Police are now considering suicide as the cause of death of a German engineer whose mutilated body, following a grenade explosion, was found in a rubber plantation in Chon Buri's |Bang Lamung district on Friday morning.
Police had probed the likelihood that Uwe Keienburt, 45, an engineer employed by a real estate company, was murdered.
Thai media had reported the case as an alleged business-related murder due to his Thai wife's testimony about death threats due to conflicts with a group of foreign real estate developers.
Deputy police chief Jongrak Juthanont led a meeting of 20 officers on the case yesterday at the Provincial Police Region 2 Office.
Jongrak said evidence at the scene so far seemed to indicate the deceased might have carried the grenade in his hand while also embracing his computer notebook before the explosion.
He explained that had the grenade had been set off by a second party, it would not have hit the |victim's chest and the assailant would also have been injured judging from the bomb's radius of impact, he said.

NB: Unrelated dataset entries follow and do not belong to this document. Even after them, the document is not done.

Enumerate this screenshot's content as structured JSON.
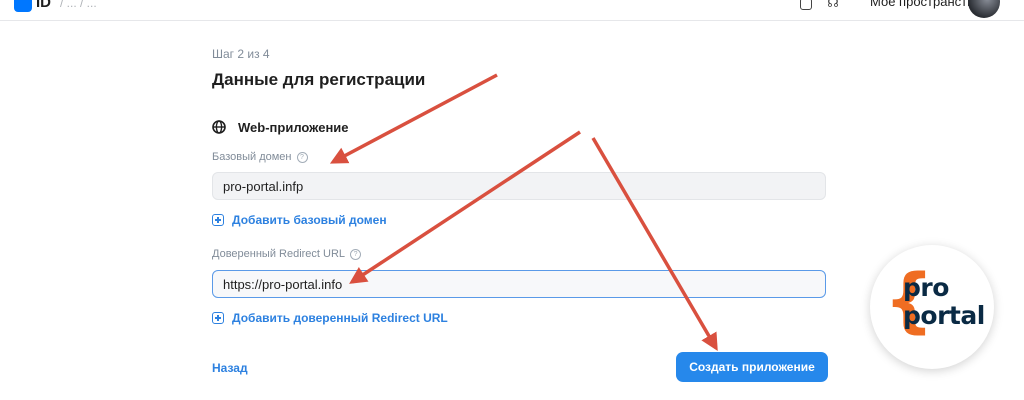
{
  "topbar": {
    "logo_text": "ID",
    "breadcrumb": "/ ... / ...",
    "workspace_label": "Мое пространство"
  },
  "form": {
    "step": "Шаг 2 из 4",
    "title": "Данные для регистрации",
    "section": "Web-приложение",
    "base_domain_label": "Базовый домен",
    "base_domain_value": "pro-portal.infp",
    "add_base_domain": "Добавить базовый домен",
    "redirect_label": "Доверенный Redirect URL",
    "redirect_value": "https://pro-portal.info",
    "add_redirect": "Добавить доверенный Redirect URL",
    "back": "Назад",
    "create": "Создать приложение",
    "help_glyph": "?"
  },
  "badge": {
    "line1": "pro",
    "line2": "portal",
    "brace": "{",
    "brace_color": "#ef6d22",
    "text_color": "#0a2a44"
  },
  "colors": {
    "accent": "#2688eb",
    "link": "#2d81e0",
    "annotation_arrow": "#d9503f"
  }
}
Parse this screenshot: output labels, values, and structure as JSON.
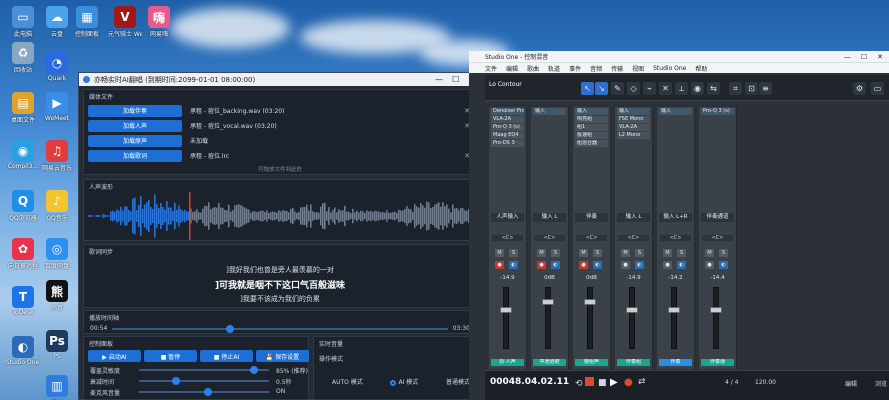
{
  "desktop_icons": [
    {
      "label": "此电脑",
      "color": "#4a90d9",
      "glyph": "▭"
    },
    {
      "label": "回收站",
      "color": "#8aa6c3",
      "glyph": "♻"
    },
    {
      "label": "桌面文件",
      "color": "#e0a42b",
      "glyph": "▤"
    },
    {
      "label": "Compil3...",
      "color": "#2aa0e0",
      "glyph": "◉"
    },
    {
      "label": "QQ浏览器",
      "color": "#1f8ee8",
      "glyph": "Q"
    },
    {
      "label": "向日葵远程",
      "color": "#e8334a",
      "glyph": "✿"
    },
    {
      "label": "ToDesk",
      "color": "#1c74e8",
      "glyph": "T"
    },
    {
      "label": "Studio One 7",
      "color": "#2b6cb8",
      "glyph": "◐"
    },
    {
      "label": "云盘",
      "color": "#4aa3e8",
      "glyph": "☁"
    },
    {
      "label": "Quark",
      "color": "#2a69e0",
      "glyph": "◔"
    },
    {
      "label": "WeMeet",
      "color": "#3a8ee8",
      "glyph": "▶"
    },
    {
      "label": "网易云音乐",
      "color": "#e23d3d",
      "glyph": "♫"
    },
    {
      "label": "QQ音乐",
      "color": "#f3c42b",
      "glyph": "♪"
    },
    {
      "label": "百度网盘",
      "color": "#2e8ff2",
      "glyph": "◎"
    },
    {
      "label": "小贝",
      "color": "#111111",
      "glyph": "熊"
    },
    {
      "label": "PS",
      "color": "#1b3a5c",
      "glyph": "Ps"
    },
    {
      "label": "网络",
      "color": "#2b7de0",
      "glyph": "▥"
    },
    {
      "label": "控制面板",
      "color": "#3b8de0",
      "glyph": "▦"
    },
    {
      "label": "元气骑士 WeGame",
      "color": "#a01818",
      "glyph": "V"
    },
    {
      "label": "网易嗨",
      "color": "#e85a8a",
      "glyph": "嗨"
    }
  ],
  "translator": {
    "title": "亦畅实时AI翻唱 (到期时间:2099-01-01 08:00:00)",
    "sec_files": "媒体文件",
    "files": [
      {
        "btn": "加载伴奏",
        "text": "承租 - 痘位_backing.wav (03:20)"
      },
      {
        "btn": "加载人声",
        "text": "承租 - 痘位_vocal.wav (03:20)"
      },
      {
        "btn": "加载原声",
        "text": "未加载"
      },
      {
        "btn": "加载歌词",
        "text": "承租 - 痘位.lrc"
      }
    ],
    "drop_hint": "可拖放文件到此处",
    "sec_wave": "人声波形",
    "sec_lyrics": "歌词同步",
    "lyric_prev": "]我好我们也曾是旁人最羡慕的一对",
    "lyric_cur": "]可我就是咽不下这口气百般滋味",
    "lyric_next": "]我要不该成为我们的负累",
    "sec_timeline": "播放时间轴",
    "time_cur": "00:54",
    "time_total": "03:30",
    "progress": 0.34,
    "sec_controls": "控制面板",
    "controls": [
      "▶ 启动AI",
      "■ 暂停",
      "■ 停止AI",
      "💾 保存设置"
    ],
    "sec_volume": "实时音量",
    "sec_mode": "操作模式",
    "modes": [
      "AUTO 模式",
      "AI 模式",
      "普通模式"
    ],
    "selected_mode": "AI 模式",
    "params": [
      {
        "label": "覆盖灵敏度",
        "value": "85%  (推荐)",
        "level": 0.85
      },
      {
        "label": "衰减时间",
        "value": "0.5秒",
        "level": 0.25
      },
      {
        "label": "麦克风音量",
        "value": "ON",
        "level": 0.5
      }
    ]
  },
  "studio": {
    "title": "Studio One - 控制混音",
    "menu": [
      "文件",
      "编辑",
      "歌曲",
      "轨道",
      "事件",
      "音频",
      "传输",
      "视图",
      "Studio One",
      "帮助"
    ],
    "device": "Lo Contour",
    "transport_time": "00048.04.02.11",
    "tempo": "120.00",
    "signature": "4 / 4",
    "edit_btn": "编辑",
    "browse_btn": "浏览",
    "channels": [
      {
        "name": "人声输入",
        "inserts": [
          "Denoiser Pro",
          "VLA-2A",
          "Pro-Q 3 (s)",
          "Maag EQ4",
          "Pro-DS 3"
        ],
        "vol": "-14.9",
        "bottom": "原·人声",
        "color": "#1aa58f"
      },
      {
        "name": "输入 L",
        "inserts": [
          "输入"
        ],
        "vol": "0dB",
        "bottom": "中通道链",
        "color": "#1aa58f"
      },
      {
        "name": "伴奏",
        "inserts": [
          "输入",
          "响亮组",
          "组1",
          "极速组",
          "组混合器"
        ],
        "vol": "0dB",
        "bottom": "链组声",
        "color": "#1aa58f"
      },
      {
        "name": "输入 L",
        "inserts": [
          "输入",
          "FSE Mono",
          "VLA-2A",
          "L2 Mono"
        ],
        "vol": "-14.9",
        "bottom": "伴奏组",
        "color": "#1aa58f"
      },
      {
        "name": "输入 L+R",
        "inserts": [
          "输入"
        ],
        "vol": "-14.2",
        "bottom": "伴奏",
        "color": "#2a8ee0"
      },
      {
        "name": "伴奏通道",
        "inserts": [
          "Pro-Q 3 (s)"
        ],
        "vol": "-14.4",
        "bottom": "伴奏通",
        "color": "#1aa58f"
      }
    ]
  }
}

The crime scene also showed marks of the victim's car and of the motorcycle belonging to the person who found the body, he added.
Jongrak said police investigation found that the German did not have success in his business and had debts.
He had asked for his mother-in-law's land title deed to be used in a loan application to a bank, but had been refused, which could have led him to commit suicide.
However, police have not completely ruled out murder, especially because of his alleged relationship with a Malaysian woman.
Police yesterday revisited the crime scene and collected more fragments of the grenade from nearby rubber trees as well as some remains of the victim's computer notebook for forensic testing.
Police interview of witnesses in the area also found that they saw only one car, the BMW that was found near the body, going into the alley at the time and there was no other car coming out of that direction after the explosion.
The fingerprint-testing result identified those found in the car as Keienburt's.
During the three-hour interview by police on Friday night, his Thai wife said Keienburt had conflicts with Indian businessmen over a debt and was in negotiation process.
She also told police about his export business to Malaysia that recently required him to travel there often.
She said that before Keienburt left home on Thursday, he had said that it would be difficult for him to be in this world any longer.
A source at the Chon Buri investigating team said all the evidence and witness testimonies so far seemed to point to suicide.